A tool with all your must-have features has to also work across the entire spectrum of hardware currently or potentially deployed in your data center. For example, if you're depending on a tool to provide system inventory data, the tool will be useless if it only inventories certain systems and not others.
3. Open source versus proprietary tools
In addition to the system management tools from major hardware vendors, there are many third-party vendors in the market: Kaseya, Zyrion, ManageEngine, Hyperic and even Microsoft. It might be worth your time to evaluate open source system management tools: Nagios, OpenNMS, Puppet, Spacewalk, Zenoss Core and others. Well-respected open source tools are usually on par functionally with proprietary counterparts -- at a lower price.
Open source development is commonplace in Linux environments where code is freely available, guided by established open source licensing agreements. Developments and changes to the product are freely available and driven by the user and developer community. However, such development can be slow and technical support spotty, if it exists at all. Some larger open source developers provide both open source and enterprise versions of products, where the added cost gets you enterprise-class support.
4. Integration with other tools or suites
Large enterprises have their pick of comprehensive software suites that do just about every imaginable systems management task. Smaller enterprises often adopt a set of individual tools that each operate somewhere within the spectrum of systems management.
Unfortunately, the data generated by one tool may not be fully compatible with others. The resulting integration problems mean that multiple tools cannot effectively share their unique insights through a single interface. IT professionals must learn and use tools individually, so the risk of management errors or omissions because of missed information shoots up.
When evaluating any tool, find out how it interacts with other systems management tools in your environment. There is no substitute for testing. For example, if one tool is already storing detailed system hardware and software inventories and configuration data into a SQL database, a new tool used to automate system setups and provisioning should access that database. If not, the new tool is far less valuable -- someone would need to provide it that data from scratch.
5. Installation footprint and learning curve
Every system management tool requires computing resources: a server, storage and the availability of a database. Simple solutions may have very light requirements, while comprehensive management suites impose onerous computing demands that scale up with the number of systems being managed. Make sure the business can handle your tools' current and future resource drain. IT will have to accommodate new management modules, more management tasks and a larger base of managed systems in the foreseeable future.

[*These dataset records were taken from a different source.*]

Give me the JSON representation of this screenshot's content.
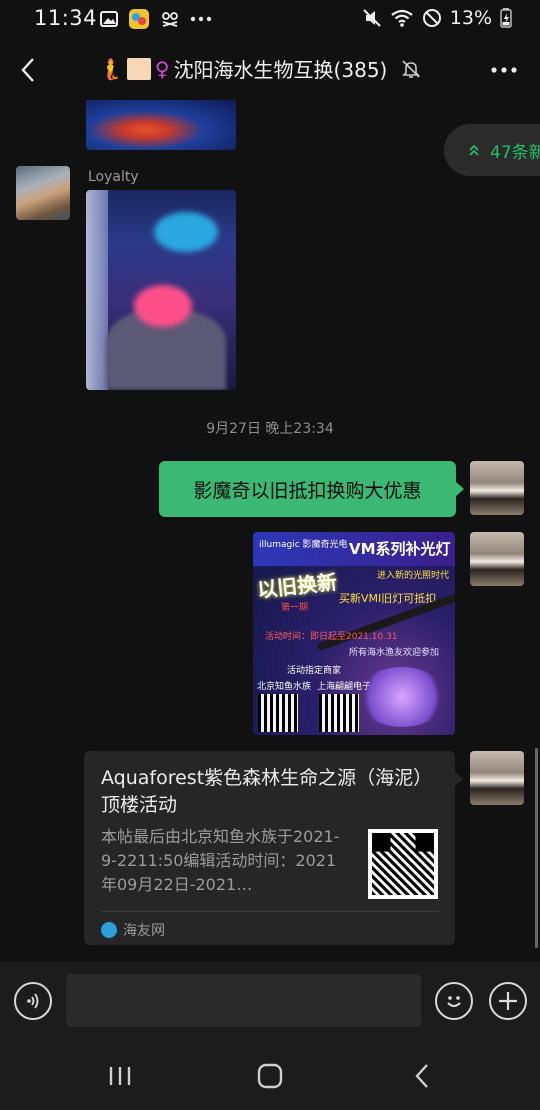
{
  "status_bar": {
    "time": "11:34",
    "battery": "13%",
    "icons_left": [
      "gallery-icon",
      "app-icon",
      "video-off-icon",
      "more-dots-icon"
    ],
    "icons_right": [
      "mute-icon",
      "wifi-icon",
      "dnd-icon",
      "battery-icon"
    ]
  },
  "header": {
    "title_emoji": "🧜",
    "title_symbol": "♀",
    "title_text": "沈阳海水生物互换(385)",
    "mute_icon": "bell-off-icon"
  },
  "new_messages_badge": "47条新",
  "messages": {
    "sender_name": "Loyalty",
    "timestamp": "9月27日 晚上23:34",
    "green_text": "影魔奇以旧抵扣换购大优惠",
    "poster": {
      "brand": "illumagic 影魔奇光电",
      "heading": "VM系列补光灯",
      "tagline": "进入新的光照时代",
      "big": "以旧换新",
      "line2": "买新VMI旧灯可抵扣",
      "red_label": "第一期",
      "mid": "活动时间：即日起至2021.10.31",
      "mid2": "所有海水渔友欢迎参加",
      "w1": "活动指定商家",
      "w2": "北京知鱼水族",
      "w3": "上海翩翩电子"
    },
    "card": {
      "title": "Aquaforest紫色森林生命之源（海泥）顶楼活动",
      "desc": "本帖最后由北京知鱼水族于2021-9-2211:50编辑活动时间：2021年09月22日-2021…",
      "source": "海友网"
    }
  },
  "colors": {
    "green_bubble": "#3bb873",
    "badge_text": "#1fbf66",
    "background": "#111111"
  }
}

The IT staff also requires some training on systems management tools. There is certainly no substitute for hands-on experience, but sophisticated tools may demand some online or even in-person training -- particularly for large, complex, highly customizable management suites. Consider the costs of training staff, including the ongoing training budget as IT personnel change roles and newcomers join, when choosing a tool or array of tools.
Choosing systems management tools is a challenging exercise for any business. The best path to success considers management needs and business limitations, then matches those to the best proprietary or open source feature set that interfaces to existing management products.